Hacker News new | ask | show | jobs
by krdln 4106 days ago
Why do you think English is the best candidate for the universal language, how do you define simplicity? First of all, pronunciation and spelling are almost unrelated and you have to learn them separately. That results in really different accents throughout the world. Even if you look at AmE and BrE, they differ much at the word level. Which one you want to choose? Besides, personally I find English really ambiguous and density of idioms in average text repelling, although that's only a subjective opinion.

Usage of Latin alphabet in English seems like it's on plus, but there's at least one language that uses that simple alphabet better.

> Besides. UTF-8 is broken because it doesn't allow for constant time random character and length counting.

And why you'd want that? And how do you define length? Are you a troll?

1 comments

English is the best candidate because it has the second largest user base (1.2 Billion vs 1.3 Billion for Mandarin), http://en.wikipedia.org/wiki/List_of_languages_by_total_numb... and is twice as spoken as the third most popular language Spanish. (0.55 Billion)

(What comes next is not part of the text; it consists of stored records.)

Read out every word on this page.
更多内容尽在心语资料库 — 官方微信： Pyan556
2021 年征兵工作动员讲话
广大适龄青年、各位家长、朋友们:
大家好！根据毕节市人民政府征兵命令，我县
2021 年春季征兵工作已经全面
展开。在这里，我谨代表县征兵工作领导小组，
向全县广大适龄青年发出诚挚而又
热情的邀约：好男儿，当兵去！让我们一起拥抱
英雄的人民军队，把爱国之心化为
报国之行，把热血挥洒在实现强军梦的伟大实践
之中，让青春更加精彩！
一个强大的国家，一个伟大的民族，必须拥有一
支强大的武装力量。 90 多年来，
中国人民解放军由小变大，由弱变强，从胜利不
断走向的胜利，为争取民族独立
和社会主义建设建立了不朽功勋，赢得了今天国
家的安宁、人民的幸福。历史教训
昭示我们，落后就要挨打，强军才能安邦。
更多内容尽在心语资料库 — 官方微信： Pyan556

If I got to pick the universal language, it would be Lojban (a few hundred speakers), but that is not a realistic goal, teaching the other 6 Billion people a language that is already spoken by 1/7th of the population is at least plausible.

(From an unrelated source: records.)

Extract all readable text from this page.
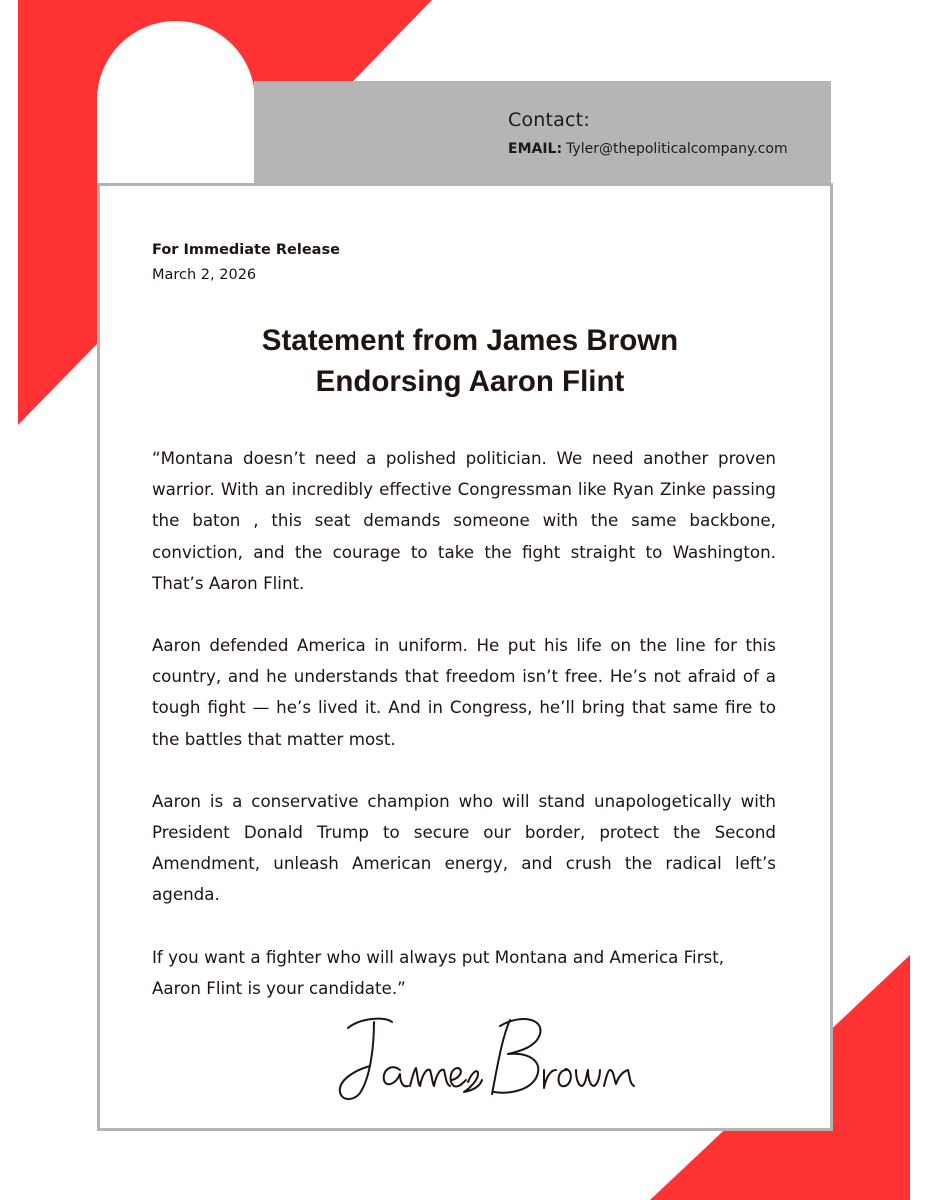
Contact:
EMAIL: Tyler@thepoliticalcompany.com
For Immediate Release
March 2, 2026
Statement from James Brown
Endorsing Aaron Flint

“Montana doesn’t need a polished politician. We need another proven warrior. With an incredibly effective Congressman like Ryan Zinke passing the baton , this seat demands someone with the same backbone, conviction, and the courage to take the fight straight to Washington. That’s Aaron Flint.

Aaron defended America in uniform. He put his life on the line for this country, and he understands that freedom isn’t free. He’s not afraid of a tough fight — he’s lived it. And in Congress, he’ll bring that same fire to the battles that matter most.

Aaron is a conservative champion who will stand unapologetically with President Donald Trump to secure our border, protect the Second Amendment, unleash American energy, and crush the radical left’s agenda.

If you want a fighter who will always put Montana and America First, Aaron Flint is your candidate.”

> Why would you want that...

Why would, you not want that?! Many popular programming languages are based on array indexing through pointer arithmetic, having a variable width encoding there is a horrible idea, because you have to iterate through the text to get to an index.

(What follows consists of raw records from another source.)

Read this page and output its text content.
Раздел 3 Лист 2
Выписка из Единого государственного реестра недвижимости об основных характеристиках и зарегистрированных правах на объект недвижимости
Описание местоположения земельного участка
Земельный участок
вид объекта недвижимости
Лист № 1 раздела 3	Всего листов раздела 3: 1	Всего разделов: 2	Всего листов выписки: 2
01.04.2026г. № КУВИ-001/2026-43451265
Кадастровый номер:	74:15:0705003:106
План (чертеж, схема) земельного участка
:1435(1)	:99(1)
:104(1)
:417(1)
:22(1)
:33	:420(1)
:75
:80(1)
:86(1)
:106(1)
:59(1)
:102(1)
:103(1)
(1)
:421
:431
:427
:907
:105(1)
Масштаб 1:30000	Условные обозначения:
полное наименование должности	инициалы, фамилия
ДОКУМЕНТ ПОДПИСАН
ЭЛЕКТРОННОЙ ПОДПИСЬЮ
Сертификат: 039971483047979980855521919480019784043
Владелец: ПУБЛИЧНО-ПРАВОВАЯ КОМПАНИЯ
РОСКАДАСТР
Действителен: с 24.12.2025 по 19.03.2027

Length is the number of characters, which is just the number of bytes in ASCI, but has to be calculated by looking at every character in UTF-8.

Even if 1.2 billion seems a lot, that's still a small fraction of a world's population. So every choice of a universal language would force majority of a world to learn new one. So that's why I think winning popularity contest is a poor argument and we shouldn't look at that and focus on things like simplicity (which I don't find in English), speed of learning, consistency, expressiveness etc. I'd be happy to use Lojban (it's easier for machines too, I guess) or any other invented language. If I had to pick one from popular ones, I'd like Spanish more than English.

I was asking what are your specific usecases, which forbid you to treat UTF-8 string as a black box blob of bytes? If dealing with international code, you'd rather want to use predefined functions. If you want to limit yourself to ASCII, just do it and simply don't touch bytes >= 0x80.

And what is a character? Do you mean graphemes or codepoints? Or something else? Few years before I was thinking like you – that calculating length is a useful feature. But most often when you think about your usecase, you realise either that you don't need length or you need some other kind of length: like monospace-width, rendered-width or some kind of entropy-based amount of information. Twitter is the only case I know, where you want to really count "characters". And I find it really silly: eg. Japanese tweet vs. English tweet.

With Unicode these predefined functions have to be large and complex. You won't be able to use them on embedded systems for example.